All of the above is true as long as it doesn’t interfere with our having conferences in cool places & going to good parties.
Update, later that same evening: Paul has a far better summary of the Convocation on his blog than I do. This was just me being punchy and filtering the conversation in real-time as I was hearing it, at the end of an intellectually exhausting day. Paul’s summary is actually content-ful. Thank goodness one of us was actually taking notes.
2 Comments
Scott Nicholson
Most of these points are fairly obvious as to why they are made.
I’d like to learn more about this one:
“We have to change how we do things or we’re scrod in the long run. It may not even be very long.”
Can you talk more about this? Why is this? What factors are playing into this concern?
PomeRantz
To answer Scott’s question, like most of the points that came out of the convocation, the point about being scrod in the long run had 2 motivations: local and global concerns.
On the local level, this gets back to faculty having to change their behaviors, and also having the power to do so.
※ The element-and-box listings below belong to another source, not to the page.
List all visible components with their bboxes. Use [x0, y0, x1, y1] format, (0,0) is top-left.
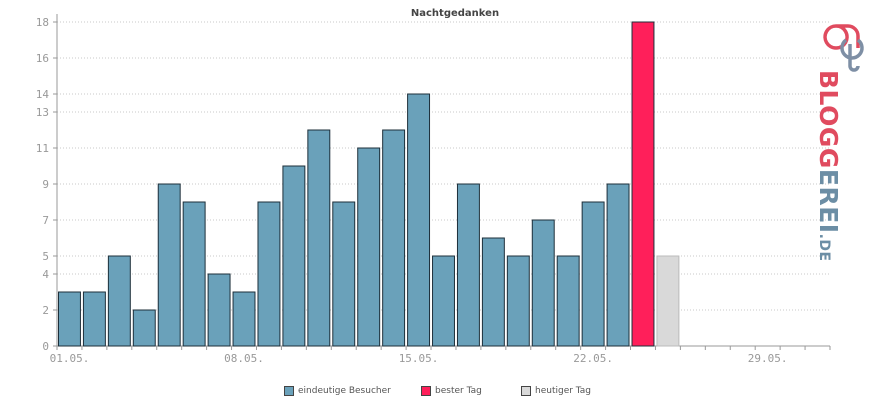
legend-item-visitors: eindeutige Besucher [284, 386, 391, 396]
chart-legend: eindeutige Besucher bester Tag heutiger … [0, 386, 870, 398]
x-tick-label: 01.05. [50, 352, 90, 365]
bar [332, 201, 356, 347]
bar [132, 309, 156, 347]
logo-text-part1: BLOGG [814, 70, 843, 169]
logo-icon [823, 24, 864, 72]
logo-text-tld: .DE [816, 233, 832, 262]
x-tick-label: 29.05. [748, 352, 788, 365]
bar [432, 255, 455, 347]
legend-swatch-best [421, 386, 431, 396]
bar [481, 237, 505, 347]
legend-item-best: bester Tag [421, 386, 482, 396]
bar [182, 201, 206, 347]
bar [257, 201, 281, 347]
bar [232, 291, 256, 347]
y-tick-label: 7 [42, 214, 49, 227]
y-tick-label: 18 [36, 16, 49, 29]
tick-labels: 0 2 4 5 7 9 11 13 14 16 18 01.05. 08.05. 15.05. 22.05.… [36, 16, 788, 365]
legend-swatch-today [521, 386, 531, 396]
bar [407, 93, 431, 347]
legend-item-today: heutiger Tag [521, 386, 591, 396]
bar [58, 291, 81, 347]
legend-label-visitors: eindeutige Besucher [298, 386, 391, 396]
bar [656, 255, 680, 347]
bar [581, 201, 605, 347]
bar [456, 183, 480, 347]
y-tick-label: 11 [36, 142, 49, 155]
logo-text-part2: EREI [814, 168, 843, 234]
y-tick-label: 5 [42, 250, 49, 263]
bars [58, 21, 680, 347]
bar [307, 129, 331, 347]
y-tick-label: 13 [36, 106, 49, 119]
y-tick-label: 2 [42, 304, 49, 317]
legend-swatch-visitors [284, 386, 294, 396]
bar [157, 183, 181, 347]
bar [382, 129, 406, 347]
logo-wordmark: BLOGGEREI.DE [814, 70, 843, 262]
y-tick-label: 14 [36, 88, 50, 101]
legend-label-today: heutiger Tag [535, 386, 592, 396]
bar [606, 183, 630, 347]
x-tick-label: 08.05. [224, 352, 264, 365]
y-tick-label: 4 [42, 268, 49, 281]
bar [282, 165, 306, 347]
bloggerei-logo: BLOGGEREI.DE [800, 18, 870, 262]
bar [506, 255, 530, 347]
y-tick-label: 0 [42, 340, 49, 353]
x-tick-label: 15.05. [399, 352, 439, 365]
chart-title: Nachtgedanken [411, 8, 499, 19]
x-tick-label: 22.05. [573, 352, 613, 365]
bar [357, 147, 381, 347]
bar [207, 273, 231, 347]
bar [631, 21, 655, 347]
bar [531, 219, 555, 347]
bar [556, 255, 580, 347]
y-tick-label: 16 [36, 52, 49, 65]
y-tick-label: 9 [42, 178, 49, 191]
bar [107, 255, 131, 347]
legend-label-best: bester Tag [435, 386, 482, 396]
bar [82, 291, 106, 347]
Either we faculty need to start valuing alternative forms of scholarship for tenure and promotion, or we’ll start losing colleagues to other universities that do. And this will happen in short order, over the span of only a few years, particularly if junior faculty don’t get tenure & consequently move.
On the global level, the demands that the new generation of students will make on our teaching will push change in how universities rewards teaching, or else the new generation of students will go elsewhere for their education. Studies of the Millenials indicates that they’re massive multi-taskers, and adept at searching for information at the point of need. So they can probably teach themselves any content area. But they’re not so good at evaluating info, so it becomes the educational system’s role to teach information literacy. So unless the educational system & universities want to be relegated to becoming a place where you get a credential & not much more, we need to change HOW we teach to appeal to a generation that can teach themselves content.
The other part to this was that, even though many of these issues have been lying just under the surface for a long time, once they got brought out in to the open, there was a sense of, “Oh my god! We have to do something now! Stop rearranging deck chairs!”